Dr. Keith Ablow wrote in an article for Fox News, “David Hasselhoff’s reported hospitalization for a dangerous level of alcohol in his bloodstream, if confirmed, means that he needs a long period of inpatient rehabilitation, followed by more aggressive outpatient treatment, in order to stay sober and stay alive.”

“Alcohol dependence is a notoriously difficult condition to overcome. Getting sober and staying sober can take daily 12-step-meetings, for years. It can take two or four or more inpatient detoxes. I have treated patients who had not stopped drinking after a 20th detox,” Dr. Ablow wrote.

Dr. Ablow explains that over the years he has learned that overcome alcoholism takes a multidisciplinary and very aggressive approach that can include a period of acute detoxification in a hospital setting, a longer period of rehabilitation in a treatment center, and a very long period of outpatient treatment that is very structured and involves the patient, his or her family and friends, and others.

Stating that too many people die of alcohol abuse because clinicians aren’t willing to go to “war” to battle the condition, Dr. Ablow wrote, “A real war means treating any co-existing psychiatric condition, like depression or attention deficit disorder.”

“A real war means motivating the patient to look at his character. The idea that a person chooses alcohol over his obligations to self and others means that he is unable or unwilling to do the right thing. Lots of therapists don’t want to judge the alcoholic, but judging a man who collapses repeatedly in front of his teenage daughter and makes her worry about him dying is OK by me.”

“A real war means motivating family members to cease all co-dependent behavior. That may mean telling the alcoholic that he can’t live at home anymore (or at least for an extended period of time), because home isn’t for people who get drunk,” he continued.

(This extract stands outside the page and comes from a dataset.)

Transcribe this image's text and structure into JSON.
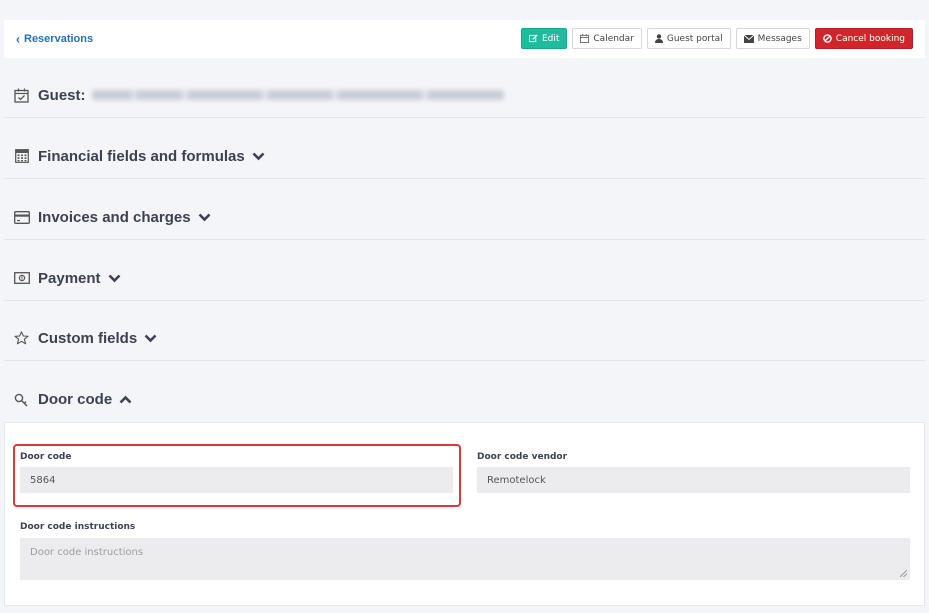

“A real war means motivating the person’s employer to submit the alcoholic to random drug tests and to make his employment contingent on his sobriety. A real war can mean coaching a family through going to court to become the medical guardians of the alcoholic and remove his decision-making capacity over his health affairs. That renders the alcoholic a child in the eyes of the law, allowing family members to hospitalize him for detox when it’s needed, not when the alcoholic likes the idea.”

Dr. Ablow concluded by writing that David Hasselhoff seems to need all of the above. “I wish him and his family well,” he wrote, “And I wish for all of them a doctor willing to go to the wall and wage war on his illness.”